Per quello lei scrive che «spesso i professori raccontano più di quello che sanno»? 

«Certo. È una frase vera. Pure adesso, durante la trasmissione con Gramellini, mi rendo conto di dire più di quello che so e ho pure paura di dire stronzate. Gli insegnanti devono aprire la strada della possibilità e del pensiero». 

 

 

Quando racconta di Alda Merini che stonava la sua “Luci a San Siro”, sta mentendo?

vecchioni

«Tutto vero. Era un tormento. Un giorno andò pure a vedere un concerto dove io non c’ero perché sbagliò teatro. Mi ricordo il suo borbottio poetico, contro le cose che andavano male, contro certe donne: lei era gelosa di tutte. Con mia moglie non è mai andata d’accordo: quella donna ti rovina, mi diceva (ride, ndr)».

 

 

Le manca la scighèra (nebbia) milanese? 

«Tanto, tantissimo: è legata alla mia giovinezza, ai primi amori, ai miei inizi, alla paura di insegnare». 

 

 

roberto vecchioni francesco rutelli 1

Quando si è dato un 5?

«Ah, bella questa. Di 5 me ne sono dati parecchi: da vero pignolo, quando non riesco a fare qualcosa bene come avrei voluto. A scuola o ai concerti, se il pubblico non mi viene dietro, è colpa mia non del pubblico». 

 

E un 10? 

«Per sapermi emozionare su una canzone che ho cantato milioni di volte. Ma i 10 sono rari, massimo 8+». 

 

 

Ultima volta? 

«Agli Arcimboldi a Milano. Mi sono voltato e sono andato da un’altra parte per non far vedere le lacrime».

 

 

La regala una canzone nuova prima dell’estate?

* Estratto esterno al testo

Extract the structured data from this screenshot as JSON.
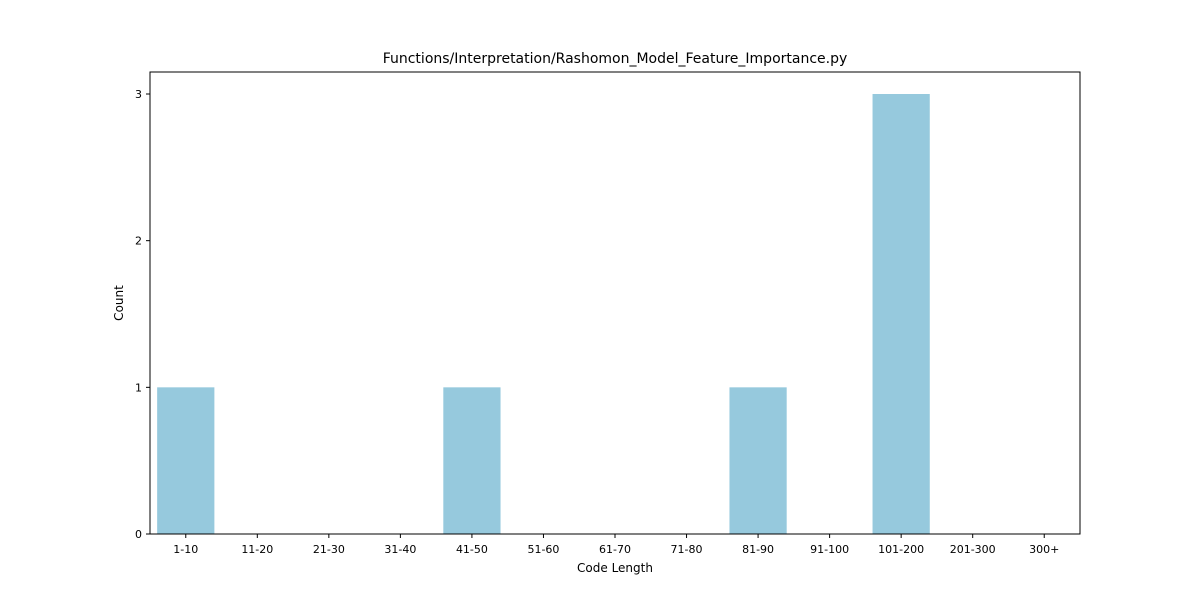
{
  "chart_data": {
    "type": "bar",
    "title": "Functions/Interpretation/Rashomon_Model_Feature_Importance.py",
    "xlabel": "Code Length",
    "ylabel": "Count",
    "categories": [
      "1-10",
      "11-20",
      "21-30",
      "31-40",
      "41-50",
      "51-60",
      "61-70",
      "71-80",
      "81-90",
      "91-100",
      "101-200",
      "201-300",
      "300+"
    ],
    "values": [
      1,
      0,
      0,
      0,
      1,
      0,
      0,
      0,
      1,
      0,
      3,
      0,
      0
    ],
    "yticks": [
      0,
      1,
      2,
      3
    ],
    "ylim": [
      0,
      3.15
    ],
    "grid": false,
    "bar_color": "#96c9dd"
  }
}
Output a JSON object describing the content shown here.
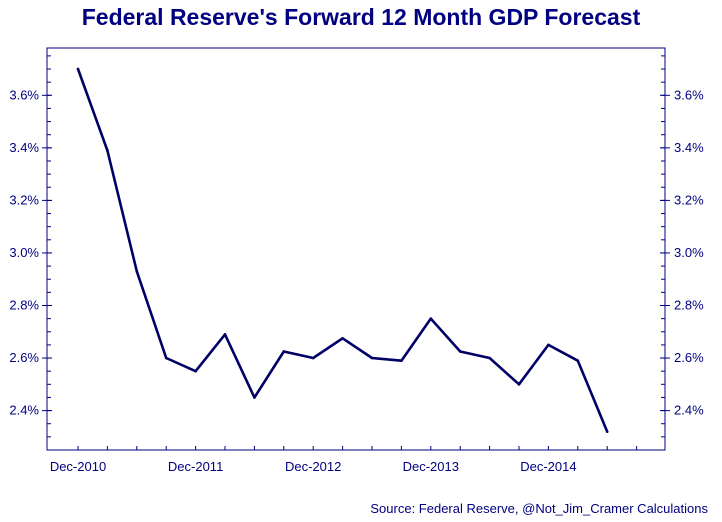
{
  "chart_data": {
    "type": "line",
    "title": "Federal Reserve's Forward 12 Month GDP Forecast",
    "xlabel": "",
    "ylabel": "",
    "source": "Source: Federal Reserve, @Not_Jim_Cramer Calculations",
    "x_tick_labels": [
      "Dec-2010",
      "Dec-2011",
      "Dec-2012",
      "Dec-2013",
      "Dec-2014"
    ],
    "y_tick_labels": [
      "2.4%",
      "2.6%",
      "2.8%",
      "3.0%",
      "3.2%",
      "3.4%",
      "3.6%"
    ],
    "y_ticks": [
      2.4,
      2.6,
      2.8,
      3.0,
      3.2,
      3.4,
      3.6
    ],
    "ylim": [
      2.25,
      3.78
    ],
    "x_index_range": [
      0,
      20
    ],
    "grid": false,
    "series": [
      {
        "name": "Forward 12 Month GDP Forecast",
        "color": "#000066",
        "values": [
          3.7,
          3.39,
          2.93,
          2.6,
          2.55,
          2.69,
          2.45,
          2.625,
          2.6,
          2.675,
          2.6,
          2.59,
          2.75,
          2.625,
          2.6,
          2.5,
          2.65,
          2.59,
          2.32
        ]
      }
    ]
  }
}
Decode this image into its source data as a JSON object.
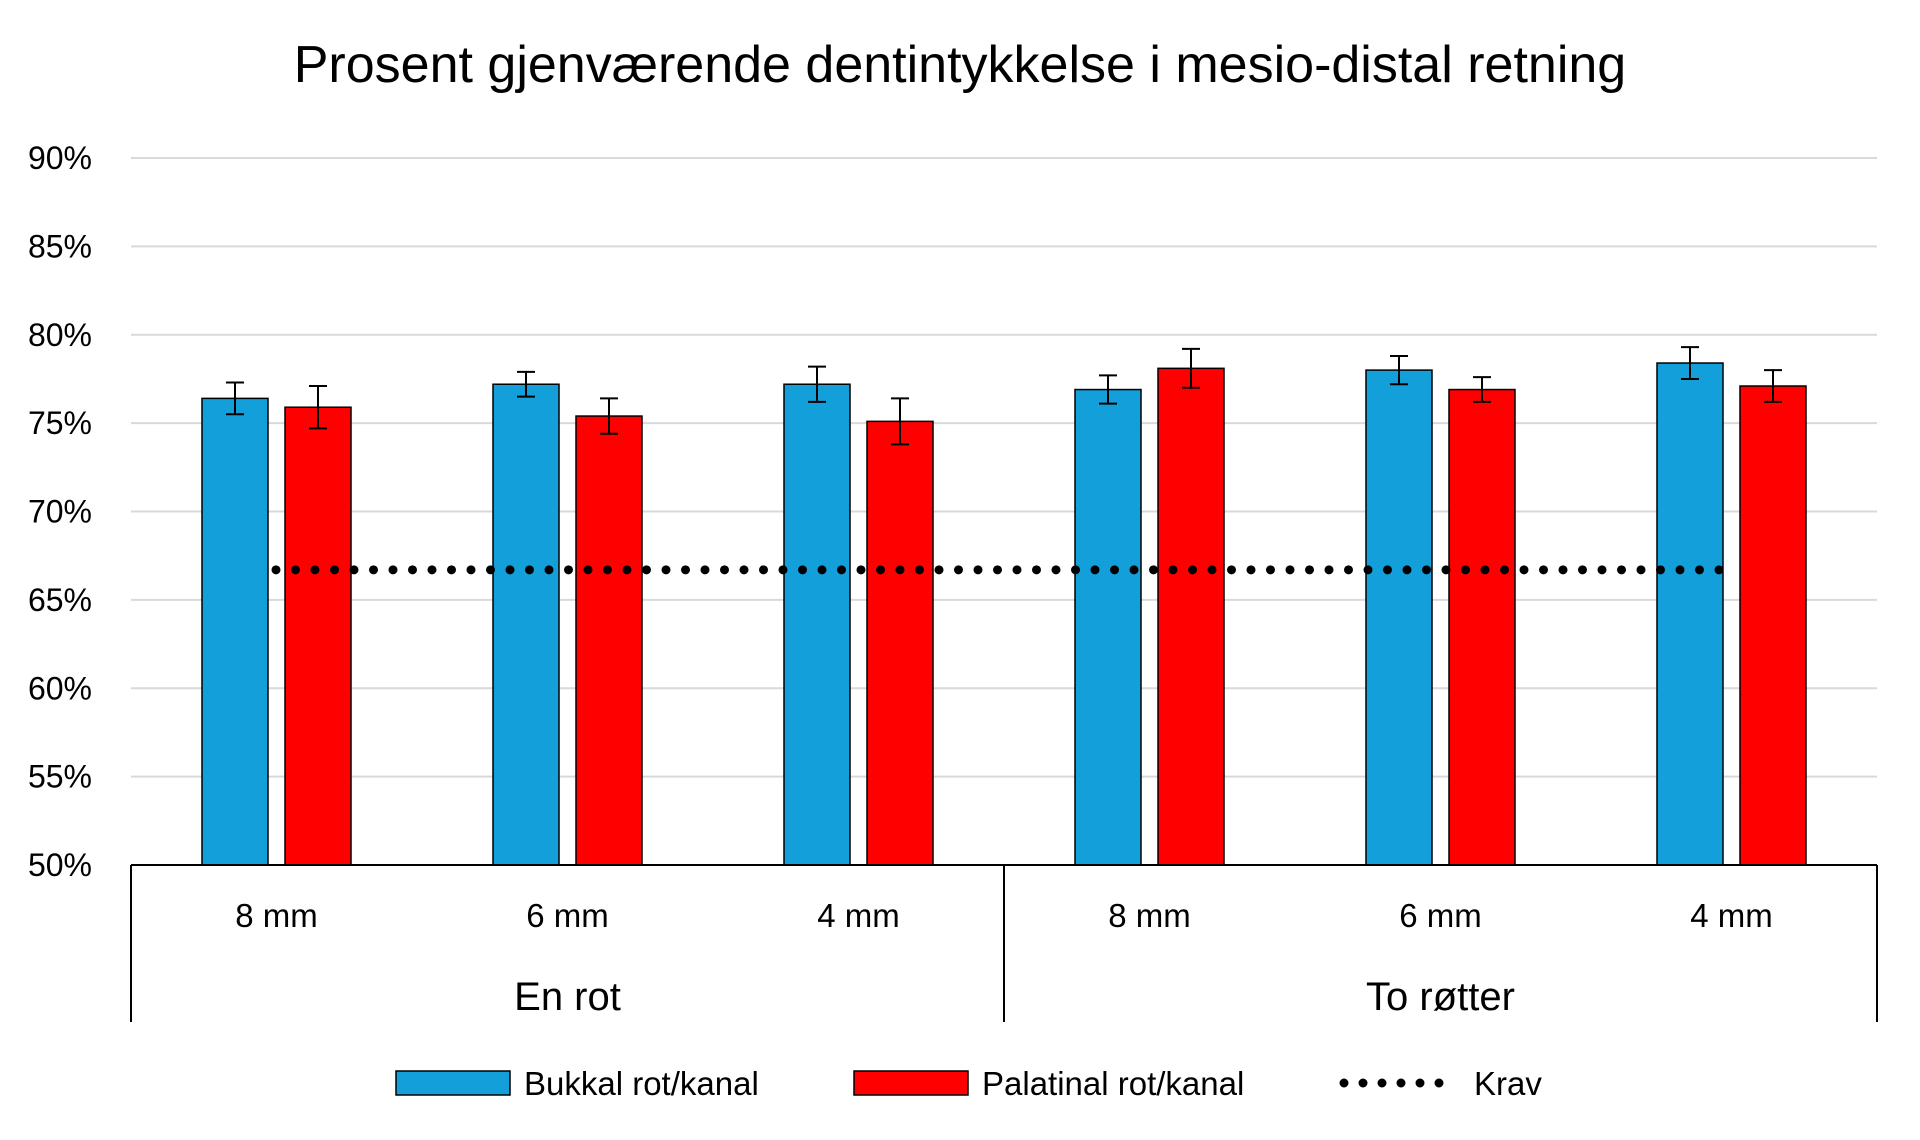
{
  "chart_data": {
    "type": "bar",
    "title": "Prosent gjenværende dentintykkelse i mesio-distal retning",
    "xlabel": "",
    "ylabel": "",
    "ylim": [
      50,
      90
    ],
    "ytick_step": 5,
    "yticks": [
      "50%",
      "55%",
      "60%",
      "65%",
      "70%",
      "75%",
      "80%",
      "85%",
      "90%"
    ],
    "grid": true,
    "legend_position": "bottom",
    "categories": [
      "8 mm",
      "6 mm",
      "4 mm",
      "8 mm",
      "6 mm",
      "4 mm"
    ],
    "groups": [
      {
        "label": "En rot",
        "span": 3
      },
      {
        "label": "To røtter",
        "span": 3
      }
    ],
    "series": [
      {
        "name": "Bukkal rot/kanal",
        "color": "#139FD9",
        "values": [
          76.4,
          77.2,
          77.2,
          76.9,
          78.0,
          78.4
        ],
        "errors": [
          0.9,
          0.7,
          1.0,
          0.8,
          0.8,
          0.9
        ]
      },
      {
        "name": "Palatinal rot/kanal",
        "color": "#FF0000",
        "values": [
          75.9,
          75.4,
          75.1,
          78.1,
          76.9,
          77.1
        ],
        "errors": [
          1.2,
          1.0,
          1.3,
          1.1,
          0.7,
          0.9
        ]
      }
    ],
    "reference_line": {
      "name": "Krav",
      "value": 66.7,
      "style": "dotted",
      "color": "#000000"
    }
  }
}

«Le canzoni non arrivano mai sole. Sto però pensando a un lavoro musicale sul mondo classico. Invendibile, ma di grande soddisfazione. Tanto oggi chi vende dischi?».

roberto vecchioni

 

 

Ha ragione. Quindi (quando si potrà) si va in scena alla Scala? 

«Magari. Sa che è sempre stato il mio sogno? Sarebbe un coronamento, varrebbe più di qualsiasi premio». 

 

 

Sono passati 10 anni da “Chiamami ancora amore” a Sanremo. Ha mai pensato di tornarci? 

«È stata un’esperienza unica che voglio rimanga tale. Non era il mio palco, ma mi sono trovato benissimo. La canzone era perfetta e universale. Ricordo la gente fuori, gli applausi, la commozione. È stata una gioia popolare, non si può sempre fare la spocchia, no?». 

roberto vecchioni

 

 

Nel libro cita Modugno, De André…

«E li racconto ai ragazzi come se fossero stati miei grandi amici. Con Modugno, dopo un premio Tenco, abbiamo trascorso una serata intera a cantare il suo repertorio. E De André l’ho visto due volte. Chi dice di conoscerlo bene, sbaglia. L’unica che lo conosce bene è Dori. De André è un gigante».

 

 

Manca quel tipo di cantautorato?

«Manca perché i tempi erano diversi. Si indagava sul futuro. E loro erano cantori. Come Guccini, Jannacci, Gaber, Dalla. Irripetibili. Ma non ho nulla contro il rap di oggi. Non saprei dare dei nomi, ma se fatto bene è interessante. Io, però, resto amante della melodia».

 

 

E lei, in quali faccende è affaccendato nel suo prossimo futuro?

«Dovrei scrivere l’introduzione a un libro che commenterà 20 delle mie canzoni di prossima uscita. Ma è difficile scrivere su stessi. Anche perché, chi ci si crede di essere?».